(Bloomberg) -- Shedeur Sanders’ financial goals are audacious, but not unheard of.

“It starts with B and ends with an E,” Sanders, the 22-year-old son of NFL Hall of Famer Deion Sanders, said in an interview. “Billionaire. That’s what it got to be.”

Billionaire athletes are rare. Michael Jordan sold his stake in the Charlotte Hornets for $3 billion. LeBron James had a net worth of about $1.1 billion, according to the Bloomberg Billionaires Index.

The younger Sanders is already a household name among college football fans as a star quarterback at the University of Colorado, where his father is entering his second season as head coach. He’s been cashing in on that fame by using a big online following — including 1.8 million on Instagram — to ink endorsements with Nike and other brands worth an estimated $4.7 million, according to On3.
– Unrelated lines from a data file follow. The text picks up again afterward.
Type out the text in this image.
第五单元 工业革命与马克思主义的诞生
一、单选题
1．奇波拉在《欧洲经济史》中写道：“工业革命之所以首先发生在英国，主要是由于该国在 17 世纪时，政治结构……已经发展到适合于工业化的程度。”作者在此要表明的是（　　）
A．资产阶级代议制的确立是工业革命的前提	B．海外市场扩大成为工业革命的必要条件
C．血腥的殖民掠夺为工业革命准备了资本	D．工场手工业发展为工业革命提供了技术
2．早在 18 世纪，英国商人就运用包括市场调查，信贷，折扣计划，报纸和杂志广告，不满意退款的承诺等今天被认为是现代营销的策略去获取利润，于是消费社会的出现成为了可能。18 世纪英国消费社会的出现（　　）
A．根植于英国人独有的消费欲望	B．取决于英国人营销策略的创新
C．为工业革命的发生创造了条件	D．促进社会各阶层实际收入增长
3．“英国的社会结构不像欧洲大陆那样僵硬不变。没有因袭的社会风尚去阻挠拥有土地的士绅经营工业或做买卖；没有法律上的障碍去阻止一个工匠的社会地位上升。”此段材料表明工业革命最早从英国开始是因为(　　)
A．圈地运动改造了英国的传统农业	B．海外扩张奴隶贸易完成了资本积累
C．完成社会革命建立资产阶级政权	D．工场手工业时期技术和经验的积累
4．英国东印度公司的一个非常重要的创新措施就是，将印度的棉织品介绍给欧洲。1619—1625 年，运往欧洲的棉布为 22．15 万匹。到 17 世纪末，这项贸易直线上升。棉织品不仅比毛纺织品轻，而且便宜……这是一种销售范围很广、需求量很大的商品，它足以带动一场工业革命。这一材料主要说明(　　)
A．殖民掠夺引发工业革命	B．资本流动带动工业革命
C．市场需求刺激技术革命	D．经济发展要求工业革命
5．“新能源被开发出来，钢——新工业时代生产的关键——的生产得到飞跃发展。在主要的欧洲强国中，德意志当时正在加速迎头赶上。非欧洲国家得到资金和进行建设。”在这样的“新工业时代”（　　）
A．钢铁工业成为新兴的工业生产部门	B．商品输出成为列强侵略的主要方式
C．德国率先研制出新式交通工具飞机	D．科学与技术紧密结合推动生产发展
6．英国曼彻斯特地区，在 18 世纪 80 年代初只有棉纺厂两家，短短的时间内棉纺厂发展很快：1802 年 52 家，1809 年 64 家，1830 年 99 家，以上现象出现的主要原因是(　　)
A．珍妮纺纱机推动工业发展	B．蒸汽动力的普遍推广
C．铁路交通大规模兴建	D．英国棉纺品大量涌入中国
@ShedeurSanders says his worst investment was Dogecoin. He tells us what he learned about managing his money and advice he's taken from his dad @DeionSanders https://t.co/3f0DXQUW7W pic.twitter.com/5CVxZ2VXx2

— Bloomberg (@business) April 11, 2024

That tied Shedeur for the most among college athletes with Bronny James, another son of a superstar athlete (LeBron). And Shedeur’s celebrity is likely to keep rising with him expected to be one of the top picks in next year’s NFL Draft. If it does, he’ll have a clothing brand he founded called Legendary to pitch to the fans of his new team.

Shedeur recently spoke to Bloomberg about crypto mistakes, partnering with his dad and other investment advice, as part of Lessons and Investments, a new short video series where athletes, commentators and investors speak about their best — and worst — investments. The series has featured boxing champion Terence Crawford, Super Bowl champion Michael Strahan, Olympic gold medalist Sydney McLaughlin, San Antonio Spurs basketballer Victor Wembanyama and more.

You’ve made some splashy purchases so far, like that big gold chain you’re wearing and a Rolls-Royce. Looking back, do you regret that kind of spending?

My chain, every time I look at it inspires me. I like my cars every time I get in. It inspires me. 

Does your dad give you financial advice? Cut you in on deals?

Me and my dad just did something that was like 100 something acres. I was never going to buy something small. My dad always had something that was 100 or more that was the standard, so why would I ever do something less?

OK.  But do you always follow what he says?

I did Dogecoin. And my dad said ‘what are you doing with that?’ 

I invested like $3,000. This was like 2021 during the summer. It went all the way up. I was up $7,000. Man it crashed. I check it every now and then. I’m down $2,000. I wish I would have just taken it out and listened to my dad when he told me. He said take it out right then. But I didn’t. 

What’s your advice for those who are coming up through this relatively new era of college athletes being allowed to accept endorsements through name image and likeness (NIL) deals?

Understand taxes are real. You are going to have to pay taxes. You can have all the fun you want because you are going to have to get it out of your system, but know that taxes are not playing with you.

What’s something you wish you invested in? 

Nothing. I never have regrets because I really sit there and think about everything. The main thing in life, and the thing people don’t understand is invest in your stock. That is the only brand that you can control. If them people are losing your stocks, they don’t care about your money. You care about your money. If you invest in yourself and you fail, that's on you. So that’s the main thing.

Invest in yourself. Invest in what will make you successful.

Editor’s note: This interview has been edited and condensed.